OK, let's get rid of one question sure (at least on the Polish side of the mirror) to appear:
Q: "Why are you still using the preprocessor when templates are available?"
A: Because I like preprocessors. And let's get this straight: templates are not a total replacement for the preprocessor, since they offer a different set of features.
OK, back to the main subject. The question is related to this piece of code:
#define C(a) printf("C1: %s\n", a);
#define X(a) C(a)
X("before redefining C");
#define C(a) printf("C2: %s\n", a);
X("after redefining C");
The question is: will the second line of output start with C1 or will it start with C2?
Please note, that there are two possible behaviors here:
1st possible behavior: The replacement list of a macro (it's the part that the macro name is expanded to) is expanded at the time of defining, so in case of #define X(a) C(a) the C(a) would be expanded to printf("C1: %s\n", a), and than the pair [X(a) => printf("C1: %s\n", a)] would be placed in the preprocessors translation table (or whatever that thing is called). Please note that this behavior would be quite fast, since at the place of macro name usage in the code only one expansion will take place.
2nd possible behavior: The replacement list of a macro is saved as is (i.e. [X(a) => C(a)]) to the preprocessors translation table, and the (?recursive/linear?) expansions will take place at the place of macro name usage. This will be slower, especially if there are many expansions to be made, but it would add a certain level of flexibility, since you could change (as in the code) the "deeper" macro to something else, and still get the rest of the functionality of the top-macro level.
Personally, I would go for the 2nd behavior, just for the flexibility (I've discussed this with furio yesterday, just before checking, and he also said 2nd is more logical, so.. both of us can't be wrong, right? ;p).
Let's check what the compiler (GCC) actually outputs:
$ g++-4.5.1 test.cpp
C1: before redefining C
C2: after redefining C
Right. So it's the second behavior discussed in case of GCC.
Now, is this a UB, compiler-defined or defined in the language standard?
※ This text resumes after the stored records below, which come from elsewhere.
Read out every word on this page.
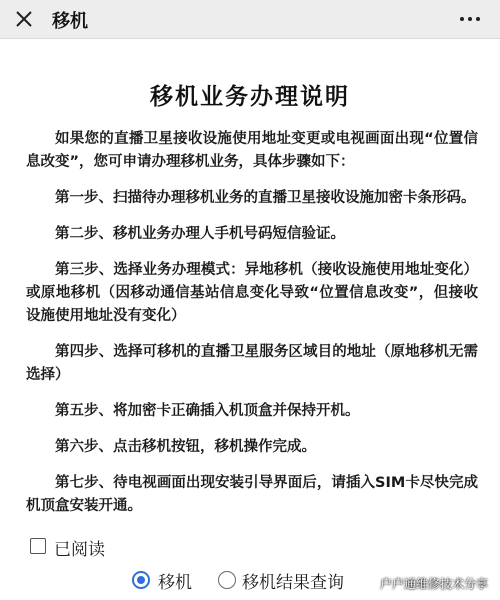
移机
移机业务办理说明

如果您的直播卫星接收设施使用地址变更或电视画面出现“位置信息改变”，您可申请办理移机业务，具体步骤如下：

第一步、扫描待办理移机业务的直播卫星接收设施加密卡条形码。

第二步、移机业务办理人手机号码短信验证。

第三步、选择业务办理模式：异地移机（接收设施使用地址变化）或原地移机（因移动通信基站信息变化导致“位置信息改变”，但接收设施使用地址没有变化）

第四步、选择可移机的直播卫星服务区域目的地址（原地移机无需选择）

第五步、将加密卡正确插入机顶盒并保持开机。

第六步、点击移机按钮，移机操作完成。

第七步、待电视画面出现安装引导界面后，请插入SIM卡尽快完成机顶盒安装开通。

已阅读
移机	移机结果查询	户户通维修技术分享
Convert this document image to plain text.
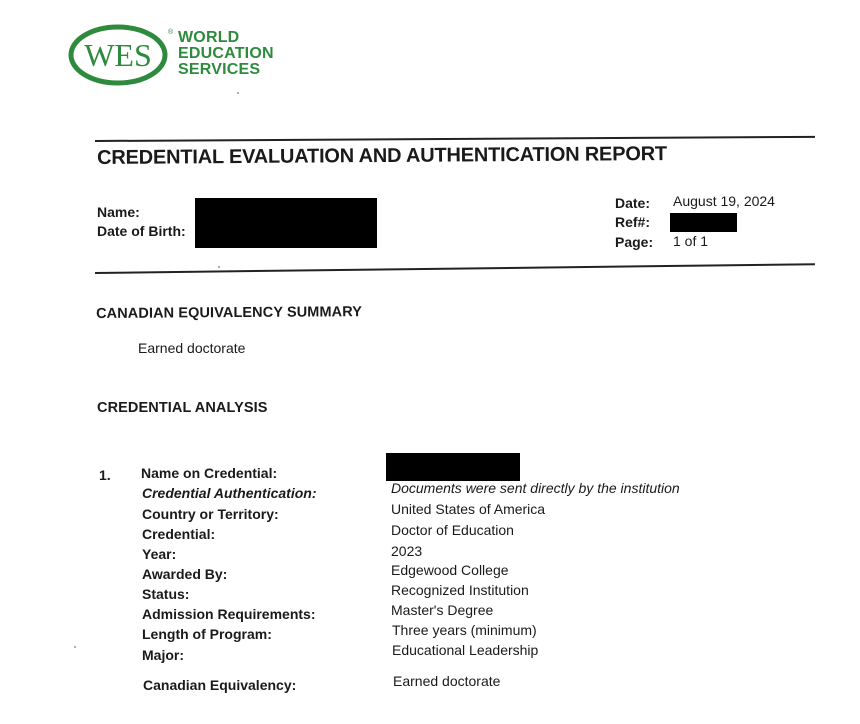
WES
® WORLD
EDUCATION
SERVICES
CREDENTIAL EVALUATION AND AUTHENTICATION REPORT
Name:
Date of Birth:
Date: August 19, 2024
Ref#:
Page: 1 of 1
CANADIAN EQUIVALENCY SUMMARY
Earned doctorate
CREDENTIAL ANALYSIS
1. Name on Credential:
Credential Authentication:	Documents were sent directly by the institution
Country or Territory:	United States of America
Credential:	Doctor of Education
Year:	2023
Awarded By:	Edgewood College
Status:	Recognized Institution
Admission Requirements:	Master's Degree
Length of Program:	Three years (minimum)
Major:	Educational Leadership
Canadian Equivalency:	Earned doctorate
Let's start with GCC Preprocessor documentation (3.1 Object-like Macros):
When the preprocessor expands a macro name, the macro's expansion replaces the macro invocation, then the expansion is examined for more macros to expand.
If the expansion of a macro contains its own name, either directly or via intermediate macros, it is not expanded again when the expansion is examined for more macros. This prevents infinite recursion.
(of course, the above quotes are related to expanding object-like macros, while my example had function-like macros, but one may (should?) assume that the macro expansion rules apply the same to both macro types)
So, this is not UB for sure! It's at least a compiler-defined behavior. Let's look in some recent C++ draft:
16.3.4 Rescanning and further replacement [cpp.rescan]
1. After all parameters in the replacement list have been substituted and # and ## processing has taken place, all placemarker preprocessing tokens are removed. Then the resulting preprocessing token sequence is rescanned, along with all subsequent preprocessing tokens of the source file, for more macro names to replace.
2. If the name of the macro being replaced is found during this scan of the replacement list (not including the rest of the source file’s preprocessing tokens), it is not replaced. Furthermore, if any nested replacements encounter the name of the macro being replaced, it is not replaced. These nonreplaced macro name preprocessing tokens are no longer available for further replacement even if they are later (re)examined in contexts in which that macro name preprocessing token would otherwise have been replaced.
And (16.3.1 Argument substitution)...
A parameter in the replacement list, unless preceded by a # or ## preprocessing token or followed by a ## preprocessing token (see below), is replaced by the corresponding argument after all macros contained therein have been expanded. Before being substituted, each argument’s preprocessing tokens are completely macro replaced as if they formed the rest of the preprocessing file;
Looks like the 2nd behavior is well defined in the standard.
The interesting part here is that the # and ## processing takes place before rescanning but after argument substitution, so, we can craft macro names same as variable names using ##. Please consider the following example:
#define A _my_name_is_A_
#define B _my_name_is_B_
#define AB _my_name_is_AB_
#define C(a,b) a##b
#define D(a,b) C(a,b)
In this example, both C(A,B) and D(A,B) will be resolved to a different string, because C(A,B) will be resolved the following way:
=> A##B (argument substitution)
=> AB (processing ##)
=> _my_name_is_AB_ (macro rescanning)
But, D(A,B) will result in a different expansion:
=> C(A,B) (argument substitution)
=> C(_my_name_is_A_, _my_name_is_B_) (macro rescanning in argument names)
=> _my_name_is_A_##_my_name_is_B_ (macro rescanning)
=> _my_name_is_A__my_name_is_B_ (processing ##)
So, in the first case the argument macro rescanning had to wait, because a ## token was found. In the second case the argument rescanning took place immediately.
And let's check if g++ -E really displays what I've described:
$ g++-4.5.1 test2.cpp -E
# 1 "test2.cpp"
# 1 "<built-in>"
# 1 "<command-line>"
# 1 "test2.cpp"
And that's all what I had in mind for this post. It's worth taking a second look at the linked above C++ standard draft, since there are some interesting UB behaviors in the preprocessor. Maybe it would be worth taking a look how different compilers react to them? But thats a story for another post...